Thinking Christianity

Most people live like they believe there are two worlds — a physical world and a spiritual world. The physical world is the one they see themselves in 99% of the time, while they only worry about the spiritual one during particularly exciting Sundays and on Halloween.

These two worlds have no overlap, and they operate under completely different rules. The physical world is all hard logic and reason, whereas none of that stuff applies to the spiritual world. On the contrary, the spiritual world is almost purposely abstract and mysterious. No one can understand it, no one should even try.

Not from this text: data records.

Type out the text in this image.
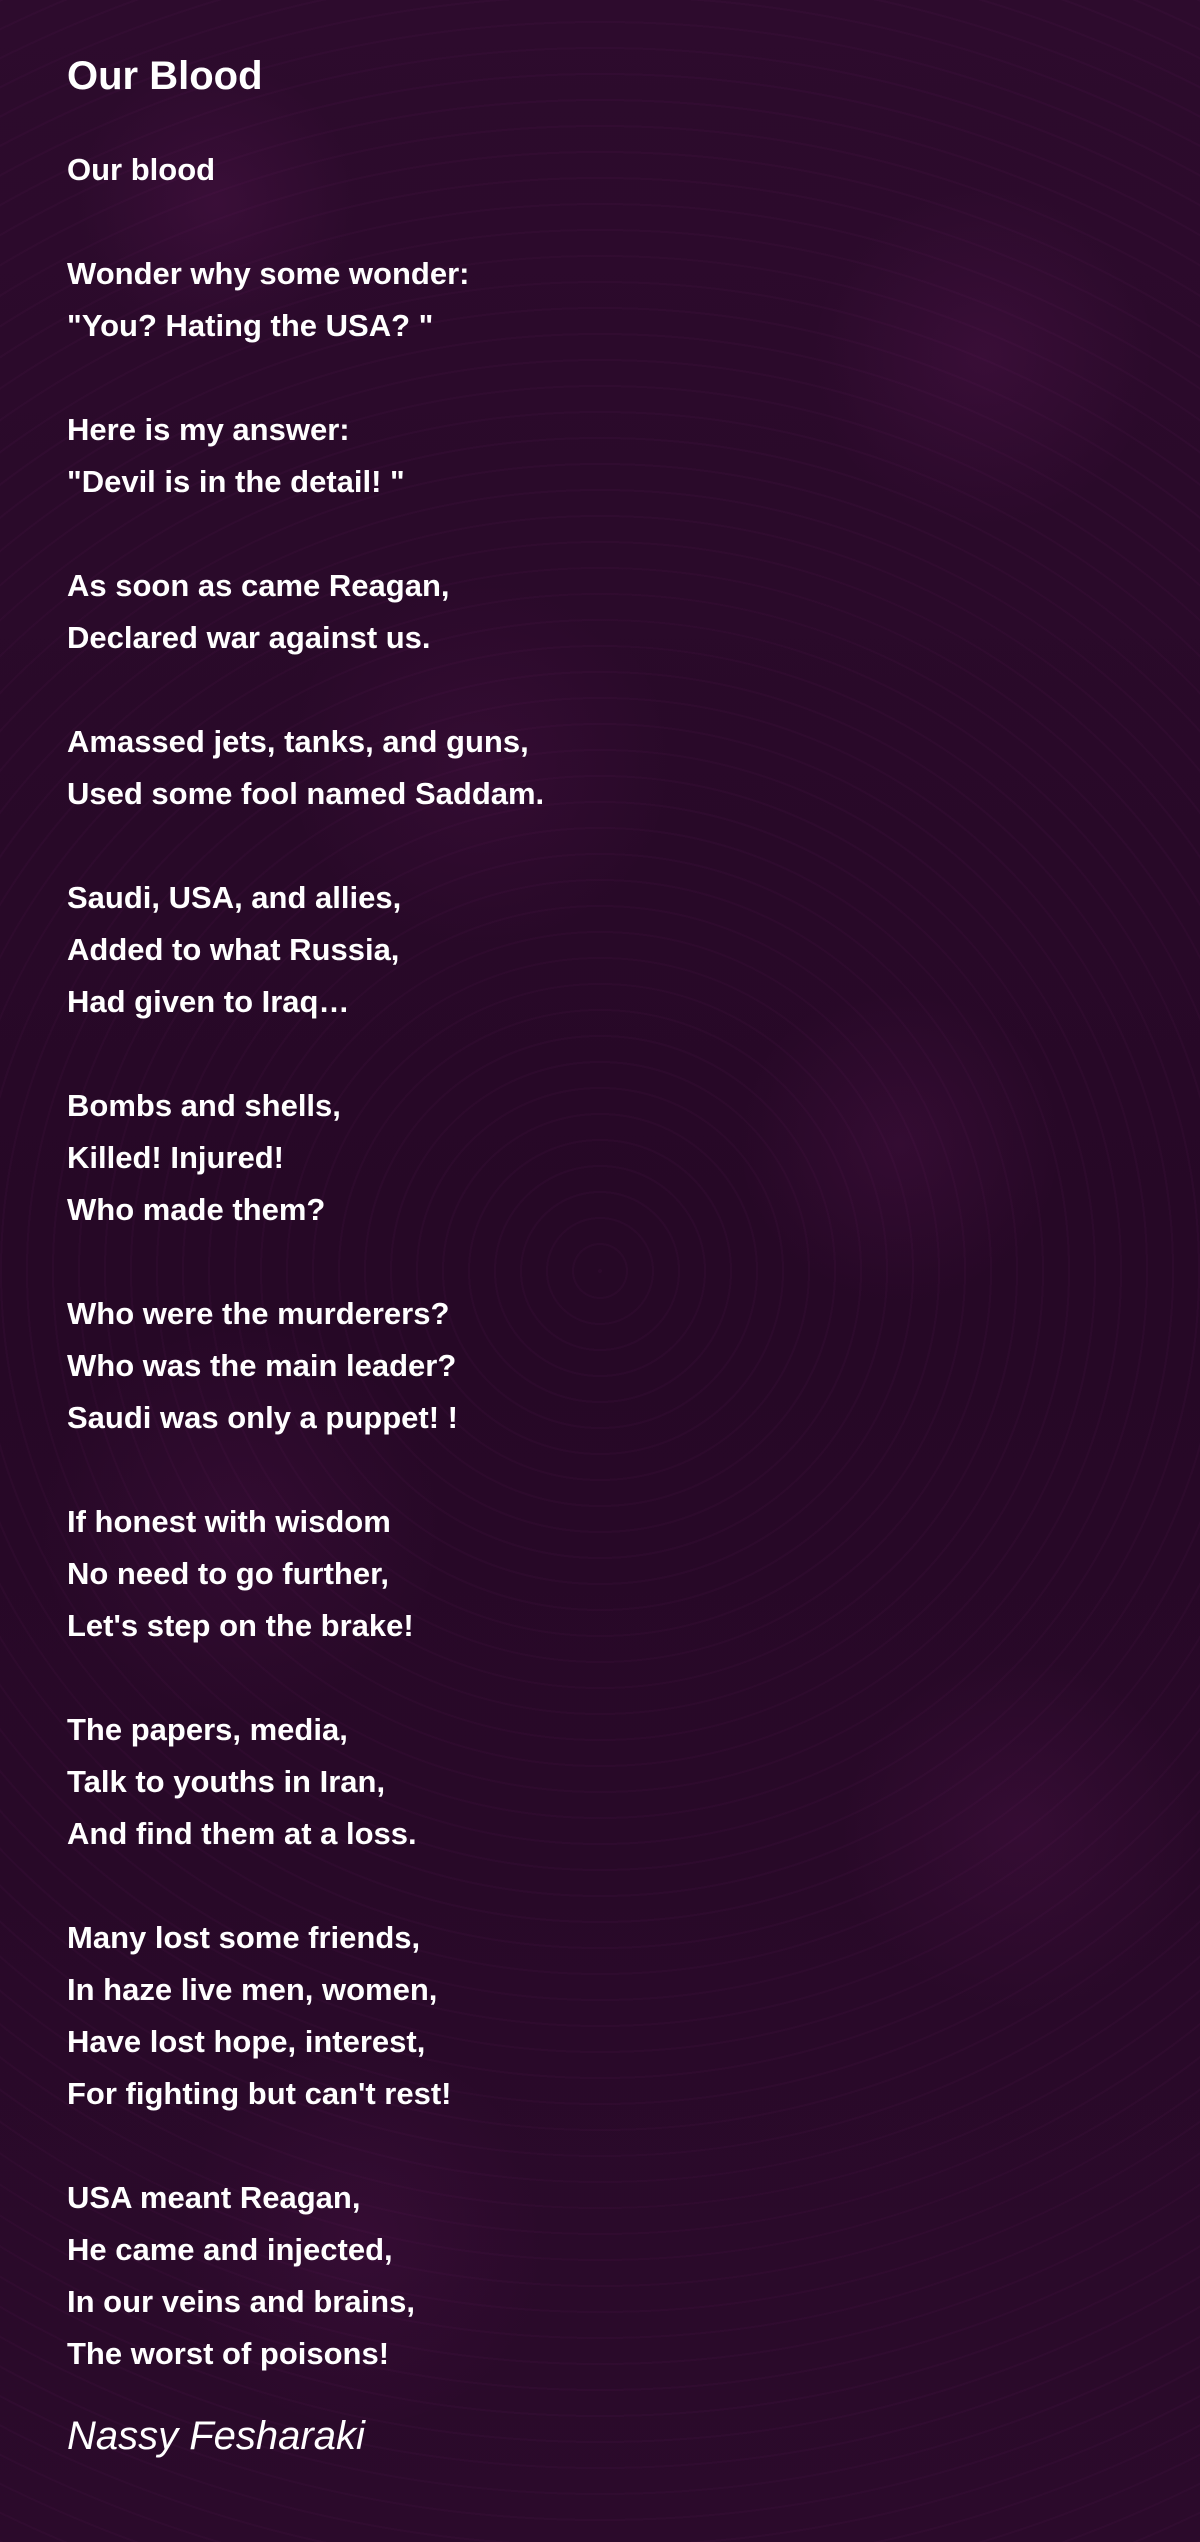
Our Blood
Our blood
Wonder why some wonder:
"You? Hating the USA? "
Here is my answer:
"Devil is in the detail! "
As soon as came Reagan,
Declared war against us.
Amassed jets, tanks, and guns,
Used some fool named Saddam.
Saudi, USA, and allies,
Added to what Russia,
Had given to Iraq…
Bombs and shells,
Killed! Injured!
Who made them?
Who were the murderers?
Who was the main leader?
Saudi was only a puppet! !
If honest with wisdom
No need to go further,
Let's step on the brake!
The papers, media,
Talk to youths in Iran,
And find them at a loss.
Many lost some friends,
In haze live men, women,
Have lost hope, interest,
For fighting but can't rest!
USA meant Reagan,
He came and injected,
In our veins and brains,
The worst of poisons!
Nassy Fesharaki
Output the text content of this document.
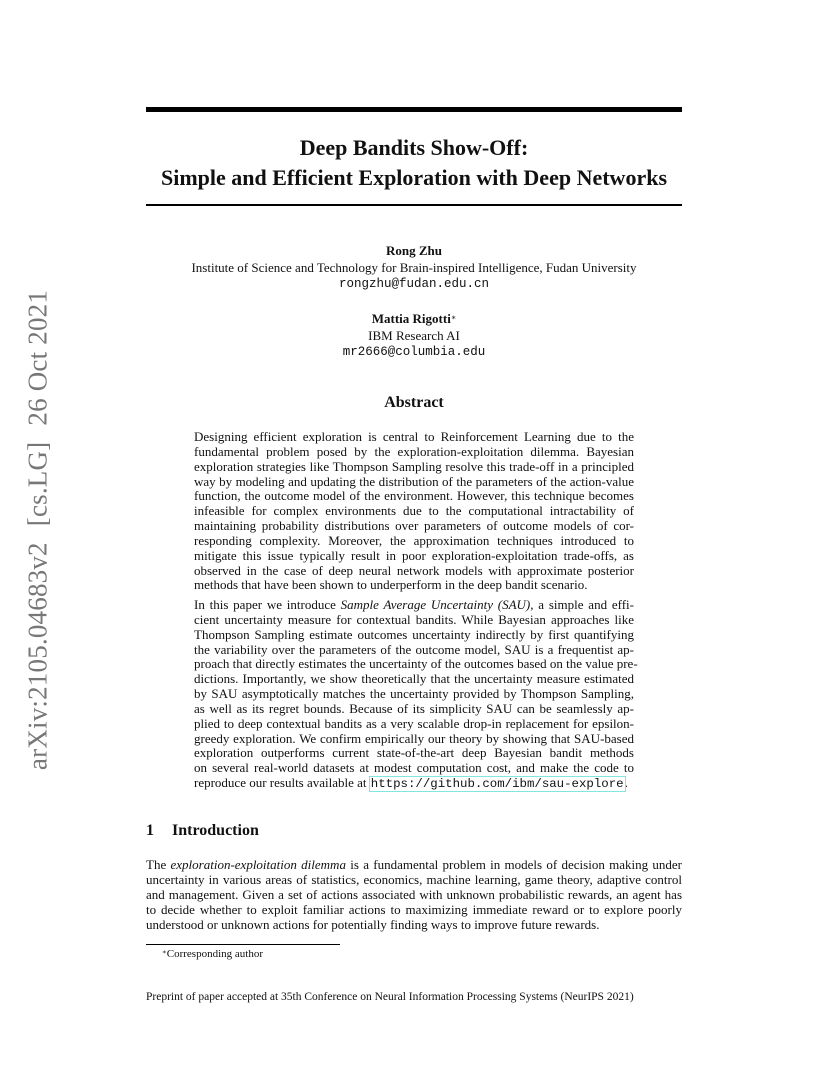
arXiv:2105.04683v2[cs.LG]26 Oct 2021
Deep Bandits Show-Off:
Simple and Efficient Exploration with Deep Networks
Rong Zhu
Institute of Science and Technology for Brain-inspired Intelligence, Fudan University
rongzhu@fudan.edu.cn
Mattia Rigotti∗
IBM Research AI
mr2666@columbia.edu
Abstract
Designing efficient exploration is central to Reinforcement Learning due to the
fundamental problem posed by the exploration-exploitation dilemma. Bayesian
exploration strategies like Thompson Sampling resolve this trade-off in a principled
way by modeling and updating the distribution of the parameters of the action-value
function, the outcome model of the environment. However, this technique becomes
infeasible for complex environments due to the computational intractability of
maintaining probability distributions over parameters of outcome models of cor-
responding complexity. Moreover, the approximation techniques introduced to
mitigate this issue typically result in poor exploration-exploitation trade-offs, as
observed in the case of deep neural network models with approximate posterior
methods that have been shown to underperform in the deep bandit scenario.
In this paper we introduce Sample Average Uncertainty (SAU), a simple and effi-
cient uncertainty measure for contextual bandits. While Bayesian approaches like
Thompson Sampling estimate outcomes uncertainty indirectly by first quantifying
the variability over the parameters of the outcome model, SAU is a frequentist ap-
proach that directly estimates the uncertainty of the outcomes based on the value pre-
dictions. Importantly, we show theoretically that the uncertainty measure estimated
by SAU asymptotically matches the uncertainty provided by Thompson Sampling,
as well as its regret bounds. Because of its simplicity SAU can be seamlessly ap-
plied to deep contextual bandits as a very scalable drop-in replacement for epsilon-
greedy exploration. We confirm empirically our theory by showing that SAU-based
exploration outperforms current state-of-the-art deep Bayesian bandit methods
on several real-world datasets at modest computation cost, and make the code to
reproduce our results available at https://github.com/ibm/sau-explore.
1 Introduction
The exploration-exploitation dilemma is a fundamental problem in models of decision making under
uncertainty in various areas of statistics, economics, machine learning, game theory, adaptive control
and management. Given a set of actions associated with unknown probabilistic rewards, an agent has
to decide whether to exploit familiar actions to maximizing immediate reward or to explore poorly
understood or unknown actions for potentially finding ways to improve future rewards.
∗Corresponding author
Preprint of paper accepted at 35th Conference on Neural Information Processing Systems (NeurIPS 2021)
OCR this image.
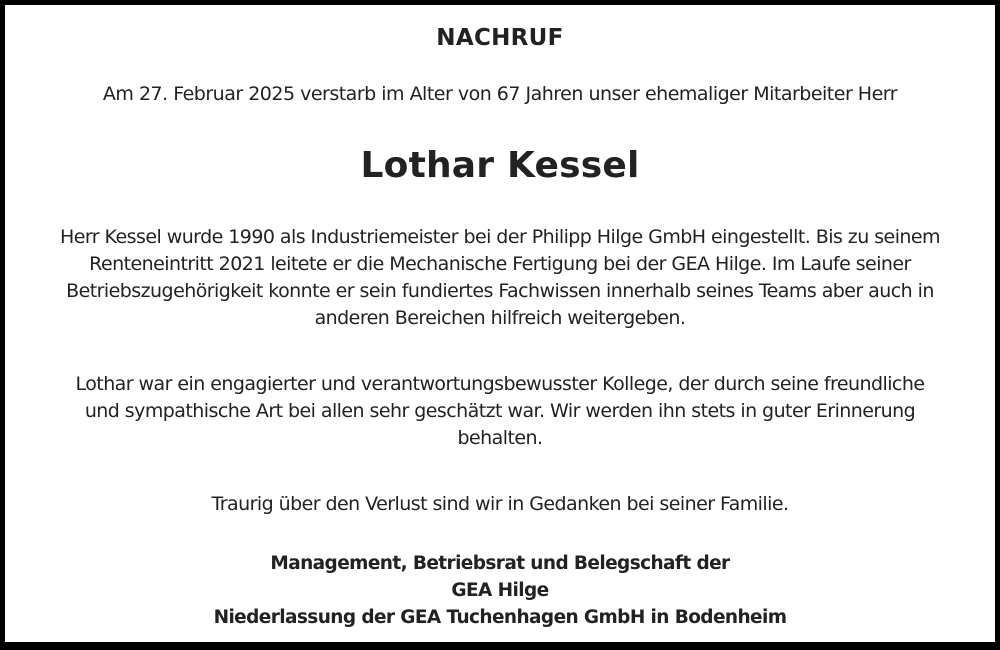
NACHRUF
Am 27. Februar 2025 verstarb im Alter von 67 Jahren unser ehemaliger Mitarbeiter Herr
Lothar Kessel
Herr Kessel wurde 1990 als Industriemeister bei der Philipp Hilge GmbH eingestellt. Bis zu seinem
Renteneintritt 2021 leitete er die Mechanische Fertigung bei der GEA Hilge. Im Laufe seiner
Betriebszugehörigkeit konnte er sein fundiertes Fachwissen innerhalb seines Teams aber auch in
anderen Bereichen hilfreich weitergeben.
Lothar war ein engagierter und verantwortungsbewusster Kollege, der durch seine freundliche
und sympathische Art bei allen sehr geschätzt war. Wir werden ihn stets in guter Erinnerung
behalten.
Traurig über den Verlust sind wir in Gedanken bei seiner Familie.
Management, Betriebsrat und Belegschaft der
GEA Hilge
Niederlassung der GEA Tuchenhagen GmbH in Bodenheim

Well, I don’t think there are two worlds; I think there’s just one world. And critical thinking is an important part of that world. The apologetics blog Come Reason has a good post on that very thing:

 

Christians today have accepted the secular world’s idea that somehow faith and reason inhabit separate spheres. The two are sitting on opposite ends of a spectrum and the more one applies tools such as logic and philosophy to his or her beliefs, the less and less they will be considered faithful or pleasing to God. A bumper sticker that used to be fairly popular summed up this kind of attitude: “God said it, I believe it, that settles it.”

 

But nowhere in scripture are we commanded to approach our beliefs blindly. In fact, we are commanded to do just the opposite. When Jesus was asked what the most important commandment was he replied, “You shall love the Lord your God with all your heart and with all your soul and with all your mind and with all your strength” (Mark 12:30). Tellingly, although Jesus was quoting Deuteronomy 6:5, He added the phrase “and with all your mind.” Jesus said that loving God must include developing the life of the mind.

 

This makes a lot of sense, given how Jesus identified Himself. In John 14:6 He said, “I am the Way the truth and the Life.” Well, if we think about Jesus as truth, then we should be applying reason and logic to our beliefs. Logic is simply a tool that we use to find truth.

 

Part of our difficulty in seeing logic and critical thinking as ways we can better love God may be because we think that such tasks are only human enterprises, while Jesus is divine. Logic means works, while He is grace. But if Jesus is truth and we can use logic to discern truth, then we can use logic to see the reality of Jesus.